Tanchuling et al. (2025) ont rapporté le cas d’un garçon de 16 ans atteint de spondylarthrite ankylosante et de toxocarose oculaire, présentant une panuvéite bilatérale. Toxocara IgG et HLA-B27 étaient tous deux positifs, suggérant que l’infection pourrait contribuer au développement d’une maladie auto-immune via une dérégulation immunitaire2).
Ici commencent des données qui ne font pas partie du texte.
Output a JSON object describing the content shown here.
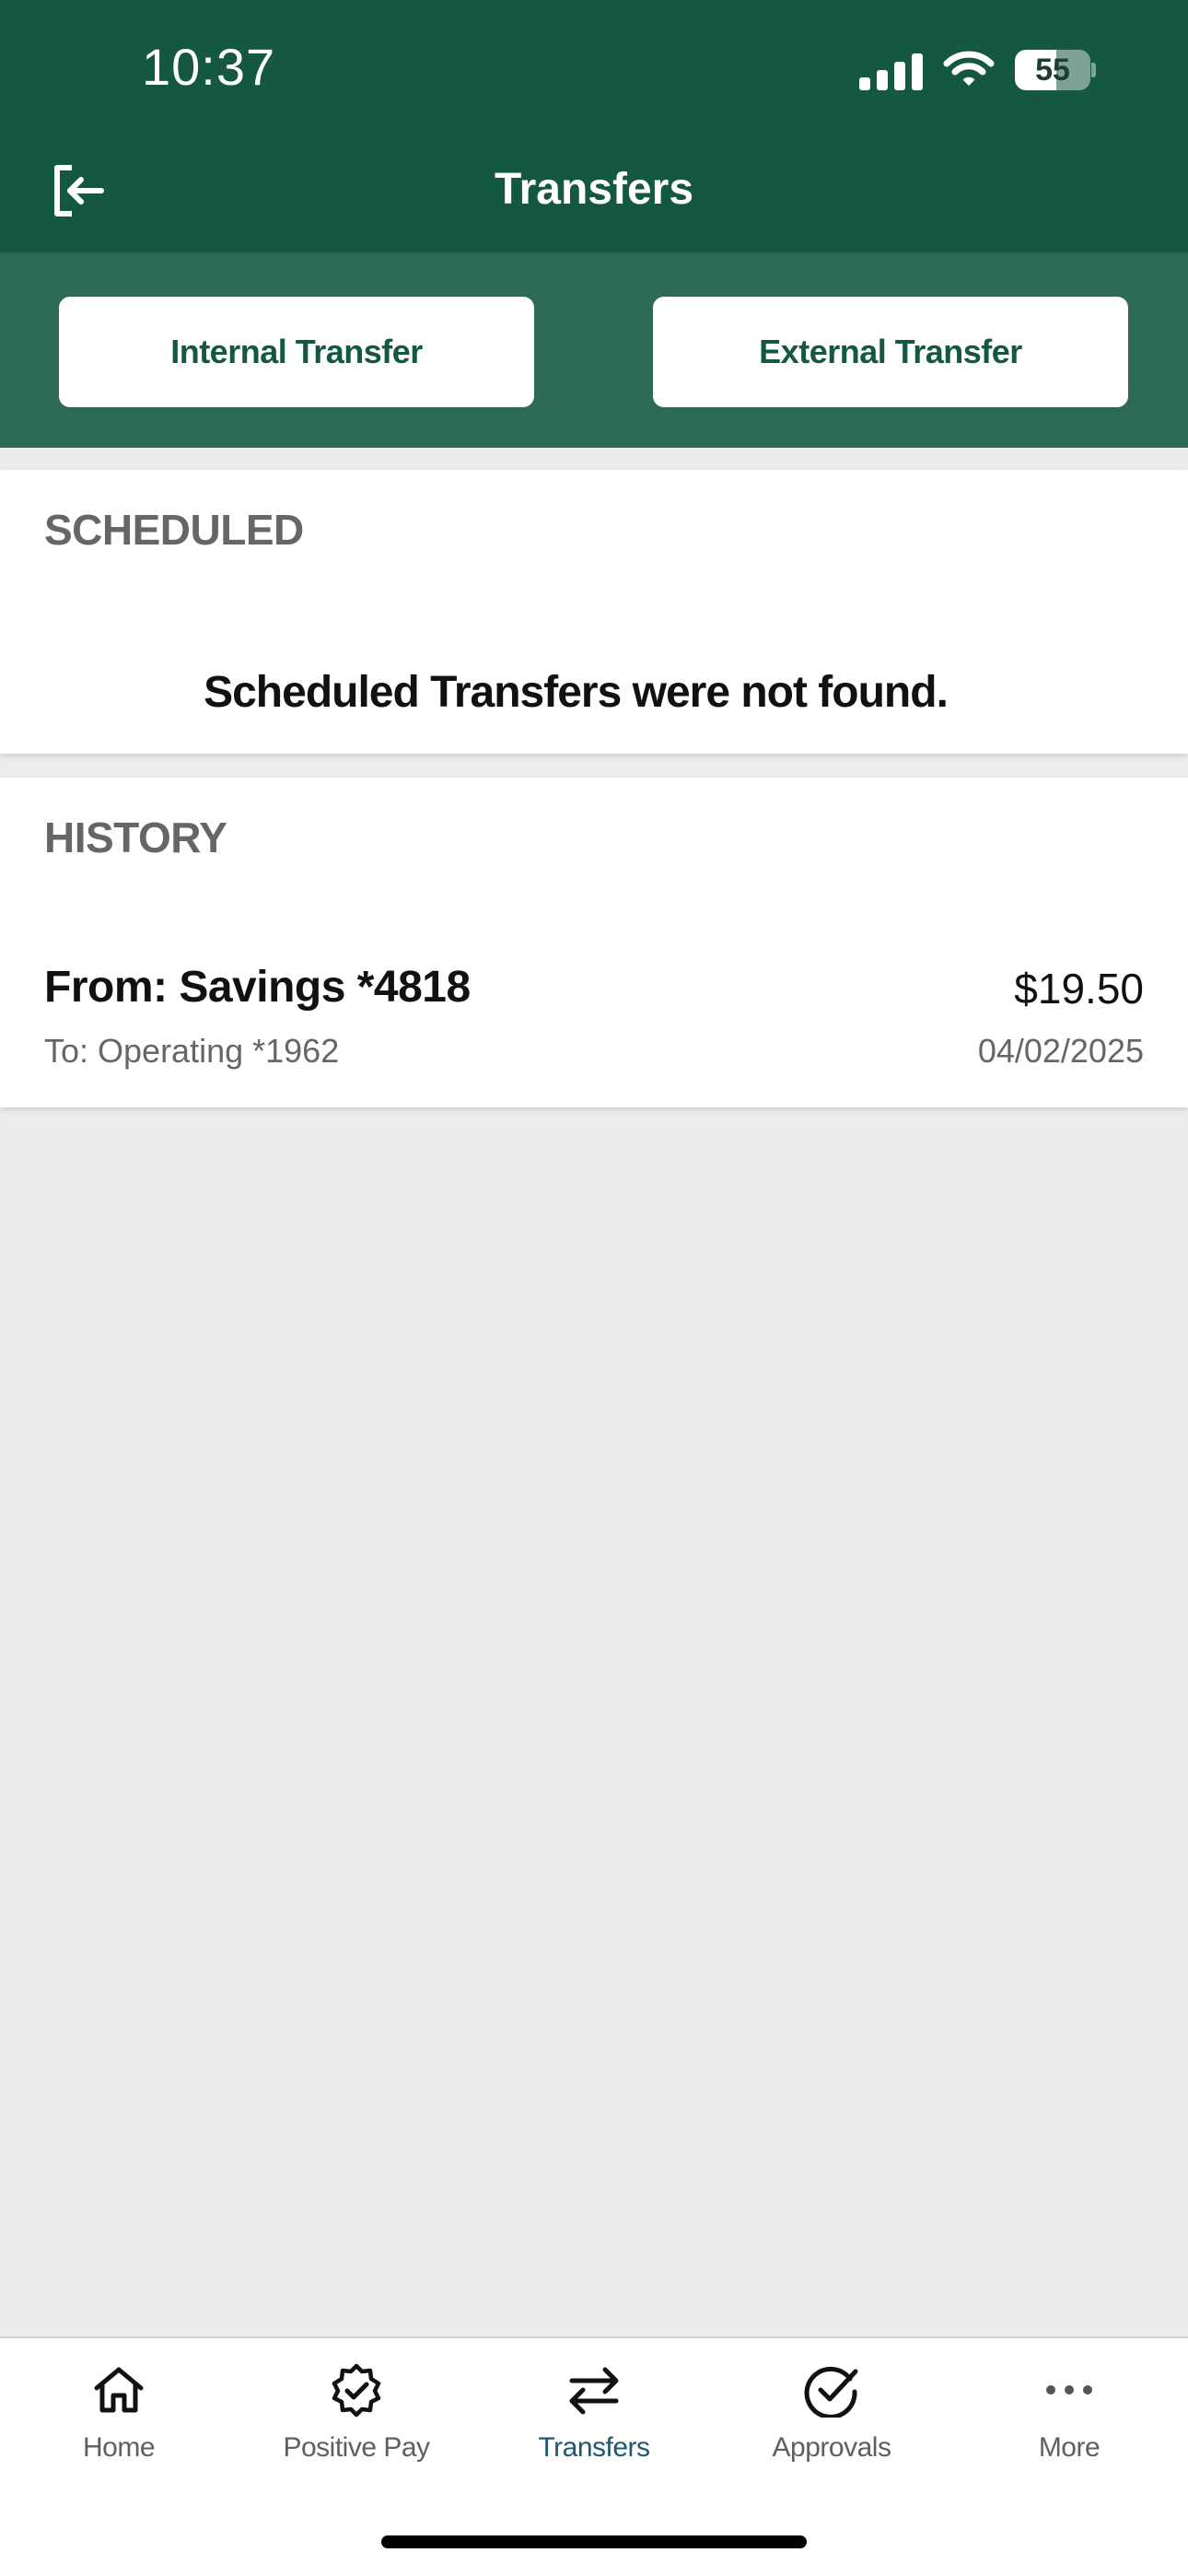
{
  "status_bar": {
    "time": "10:37",
    "battery": "55",
    "battery_level": 0.55
  },
  "header": {
    "title": "Transfers",
    "logout_icon": "logout-icon"
  },
  "transfer_types": {
    "internal_label": "Internal Transfer",
    "external_label": "External Transfer"
  },
  "scheduled": {
    "heading": "SCHEDULED",
    "empty_message": "Scheduled Transfers were not found."
  },
  "history": {
    "heading": "HISTORY",
    "items": [
      {
        "from": "From: Savings *4818",
        "to": "To: Operating *1962",
        "amount": "$19.50",
        "date": "04/02/2025"
      }
    ]
  },
  "tabs": [
    {
      "label": "Home",
      "icon": "home-icon"
    },
    {
      "label": "Positive Pay",
      "icon": "badge-check-icon"
    },
    {
      "label": "Transfers",
      "icon": "transfer-arrows-icon",
      "active": true
    },
    {
      "label": "Approvals",
      "icon": "check-circle-icon"
    },
    {
      "label": "More",
      "icon": "more-dots-icon"
    }
  ],
  "colors": {
    "header": "#145840",
    "button_band": "#2c6a55",
    "active_tab": "#1f5672",
    "background": "#ededed"
  }
}
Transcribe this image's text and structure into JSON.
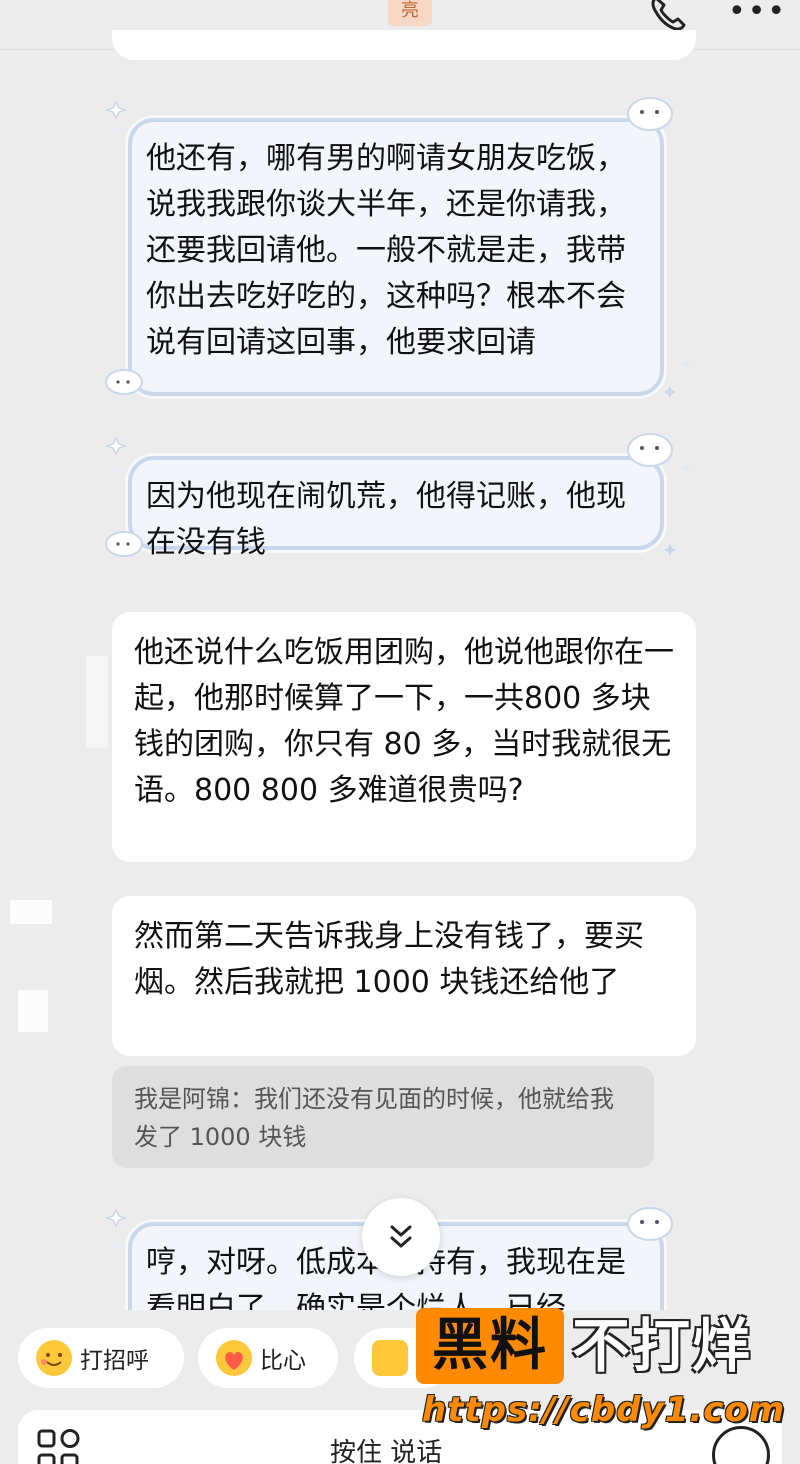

Concernant le lien entre les infections parasitaires et les maladies auto-immunes, une étude rapporte que le taux de positivité des anticorps anti-Toxocara atteint 38 % chez les patients atteints de spondylarthrite ankylosante présentant une uvéite2), ce qui souligne le rôle de l’infection comme base commune des anomalies immunitaires.
Jowsey GW, McLeod GX. A delayed diagnosis of ocular toxocariasis presenting as total monocular retinal detachment in an immunocompetent 57-year-old male. IDCases. 2023;32:e01764.
Tanchuling RV, Lopez JS, Maliwat RD. Coexistent Ankylosing Spondylitis and Ocular Toxocariasis in a Pediatric Patient Manifesting As Bilateral Panuveitis. Cureus. 2025;17(4):e82767.
Melendez AM, Puebla Robles GA, Marcos Martinez MJ, et al. Early-stage ocular toxocariasis: Progression and histopathologic analysis. Am J Ophthalmol Case Rep. 2025;40:102474.
El Korno O, Hilali Z, Tachfouti S, Amazouzi A, Cherkaoui LO. Unilateral Vision Loss in a Child Revealing Ocular Toxocariasis. Cureus. 2025;17(12):e99150.